Despite the size of this car park, the popularity of Hawkshead makes it a bit of a hit and miss affair as far as getting a space goes. If you do manage to get parked then you're in for a real treat because Hawkshead really does give you a glimpse back in time.

Needless to say there is a substantial charge the privilege of parking here.


Route Map

Not long after setting out we passed by this insignificant looking wall and doorway. It is in fact the entrance to the Quaker burial ground which was established in 1658 from land purchased from George Braithwaite, a yeoman farmer from Town End, for the sum of £4. The first record of a burial was that of Agnes Rigg of High Wray on 10th February 1659. Prior to the building of the meeting house the burial ground doubled as a meeting place.
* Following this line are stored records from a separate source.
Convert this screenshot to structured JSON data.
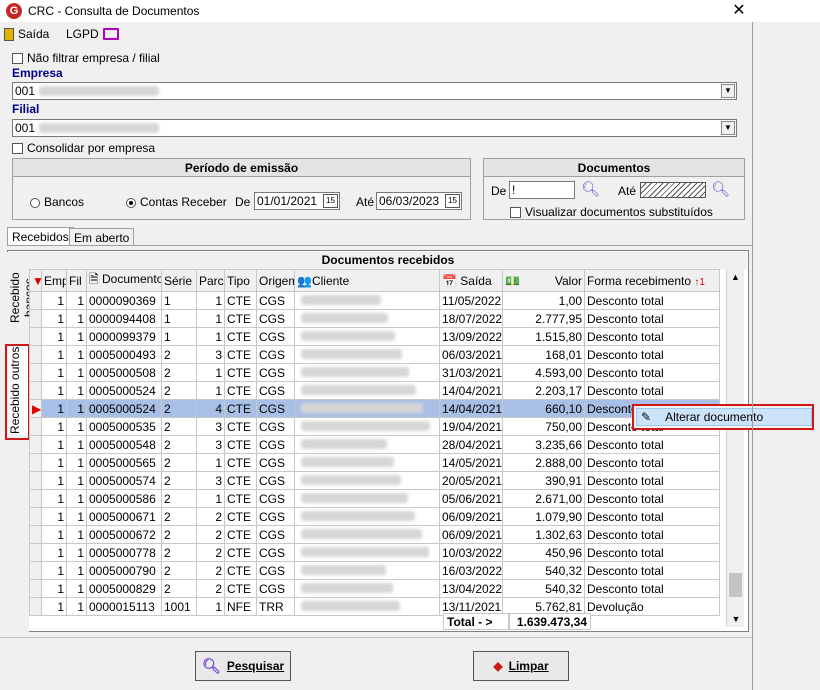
{
  "window": {
    "title": "CRC - Consulta de Documentos",
    "close_glyph": "✕"
  },
  "toolbar": {
    "saida": "Saída",
    "lgpd": "LGPD"
  },
  "filters": {
    "nao_filtrar": "Não filtrar empresa / filial",
    "empresa_label": "Empresa",
    "empresa_value": "001",
    "filial_label": "Filial",
    "filial_value": "001",
    "consolidar": "Consolidar por empresa"
  },
  "periodo": {
    "title": "Período de emissão",
    "bancos": "Bancos",
    "contas_receber": "Contas Receber",
    "de_label": "De",
    "de_value": "01/01/2021",
    "ate_label": "Até",
    "ate_value": "06/03/2023"
  },
  "documentos": {
    "title": "Documentos",
    "de_label": "De",
    "de_value": "!",
    "ate_label": "Até",
    "visualizar": "Visualizar documentos substituídos"
  },
  "tabs": [
    "Recebidos",
    "Em aberto"
  ],
  "side_tabs": [
    "Recebido bancos",
    "Recebido outros"
  ],
  "grid": {
    "title": "Documentos  recebidos",
    "columns": [
      "Emp",
      "Fil",
      "Documento",
      "Série",
      "Parc",
      "Tipo",
      "Origem",
      "Cliente",
      "Saída",
      "Valor",
      "Forma recebimento"
    ],
    "rows": [
      [
        "1",
        "1",
        "0000090369",
        "1",
        "1",
        "CTE",
        "CGS",
        "11/05/2022",
        "1,00",
        "Desconto total"
      ],
      [
        "1",
        "1",
        "0000094408",
        "1",
        "1",
        "CTE",
        "CGS",
        "18/07/2022",
        "2.777,95",
        "Desconto total"
      ],
      [
        "1",
        "1",
        "0000099379",
        "1",
        "1",
        "CTE",
        "CGS",
        "13/09/2022",
        "1.515,80",
        "Desconto total"
      ],
      [
        "1",
        "1",
        "0005000493",
        "2",
        "3",
        "CTE",
        "CGS",
        "06/03/2021",
        "168,01",
        "Desconto total"
      ],
      [
        "1",
        "1",
        "0005000508",
        "2",
        "1",
        "CTE",
        "CGS",
        "31/03/2021",
        "4.593,00",
        "Desconto total"
      ],
      [
        "1",
        "1",
        "0005000524",
        "2",
        "1",
        "CTE",
        "CGS",
        "14/04/2021",
        "2.203,17",
        "Desconto total"
      ],
      [
        "1",
        "1",
        "0005000524",
        "2",
        "4",
        "CTE",
        "CGS",
        "14/04/2021",
        "660,10",
        "Desconto"
      ],
      [
        "1",
        "1",
        "0005000535",
        "2",
        "3",
        "CTE",
        "CGS",
        "19/04/2021",
        "750,00",
        "Desconto total"
      ],
      [
        "1",
        "1",
        "0005000548",
        "2",
        "3",
        "CTE",
        "CGS",
        "28/04/2021",
        "3.235,66",
        "Desconto total"
      ],
      [
        "1",
        "1",
        "0005000565",
        "2",
        "1",
        "CTE",
        "CGS",
        "14/05/2021",
        "2.888,00",
        "Desconto total"
      ],
      [
        "1",
        "1",
        "0005000574",
        "2",
        "3",
        "CTE",
        "CGS",
        "20/05/2021",
        "390,91",
        "Desconto total"
      ],
      [
        "1",
        "1",
        "0005000586",
        "2",
        "1",
        "CTE",
        "CGS",
        "05/06/2021",
        "2.671,00",
        "Desconto total"
      ],
      [
        "1",
        "1",
        "0005000671",
        "2",
        "2",
        "CTE",
        "CGS",
        "06/09/2021",
        "1.079,90",
        "Desconto total"
      ],
      [
        "1",
        "1",
        "0005000672",
        "2",
        "2",
        "CTE",
        "CGS",
        "06/09/2021",
        "1.302,63",
        "Desconto total"
      ],
      [
        "1",
        "1",
        "0005000778",
        "2",
        "2",
        "CTE",
        "CGS",
        "10/03/2022",
        "450,96",
        "Desconto total"
      ],
      [
        "1",
        "1",
        "0005000790",
        "2",
        "2",
        "CTE",
        "CGS",
        "16/03/2022",
        "540,32",
        "Desconto total"
      ],
      [
        "1",
        "1",
        "0005000829",
        "2",
        "2",
        "CTE",
        "CGS",
        "13/04/2022",
        "540,32",
        "Desconto total"
      ],
      [
        "1",
        "1",
        "0000015113",
        "1001",
        "1",
        "NFE",
        "TRR",
        "13/11/2021",
        "5.762,81",
        "Devolução"
      ]
    ],
    "selected_row": 6,
    "total_label": "Total - >",
    "total_value": "1.639.473,34"
  },
  "context_menu": {
    "item": "Alterar documento"
  },
  "buttons": {
    "pesquisar": "Pesquisar",
    "limpar": "Limpar"
  },
  "colors": {
    "highlight": "#d01818",
    "selected_row": "#a8bfe6",
    "label_blue": "#00008b"
  }
}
There wasn't much height gained on this walk, but the somewhat isolated location of this little area gives you some lovely views, not just of the countryside but of the higher fells. Up there on the left is Wetherlam under cloud.

There are lots of tarns in this area, some are big, some are small and some are overgrown. This is of the latter description.

Despite the forecast for a day of drizzle and persistent low cloud, it was lifting and clearing up to show the fells acros to the east. The fell in the centre of the picture is Wansfell Pike.

Raining at Scale Head Tarn. Although almost all the tarns on Claife Heights are man made, we couldn't work out what benefit there was to damming this tarn.

One of the bigger tarns is Wise Een Tarn.
In the far distance you can make out the shape of the Langdale Pikes.

and not far away is Moss Eccles Tarn where we were lucky enough to get a few minutes of sunshine.

I did say a couple of minutes. By the time we'd walked a little way around the tarn the sunshine had gone.

This is the path to Far Sawrey.

Scale Head, one of the many lumps, bumps and pointy bits scattered around Claife Heights.

The trees have gone and we get a view across to Troutbeck and the Ill Bell ridge.

That's the way down to Windermere shore.

Talk about slippery. The concentration needed just to stay upright made this the hardest part of the walk.

Belle Grange.

Almost a rainbow across the front of the Fairfield Horseshoe.

While we were having a bite to eat this uninvited guest turned up.
If you'd passed at this time you'd have seen three grown men with nervous looks on their faces.

A close up of Low Pike, High Pike and the the area below Dove Crag summit.
The valley on the left is Rydal and on the right is Scandale.

Not quite as close up this time, but now showing Red Screes and Wansfell Pike.

The lake shore path (track).

No jostling for seats today, although it might be a different story in the middle of summer.

Just outside High Wray I took this picture looking across to the Langdale Pikes.

Leaving Windermere behind, we headed across these fields to High Wray.


I'm not sure this is all about although I suspect there's more to it than simply trying to stop people opening the gate.

Windermere, seen here from the path up Latterbarrow.
The two dark pointed fells in the distance are Froswick and Ill Bell. The bulky fell on the left is Red Screes.

Latterbarrow summit.


A close up of Hawkshead.

    Ignore the cameras at your peril and make sure you enter the right registration number before you press the button.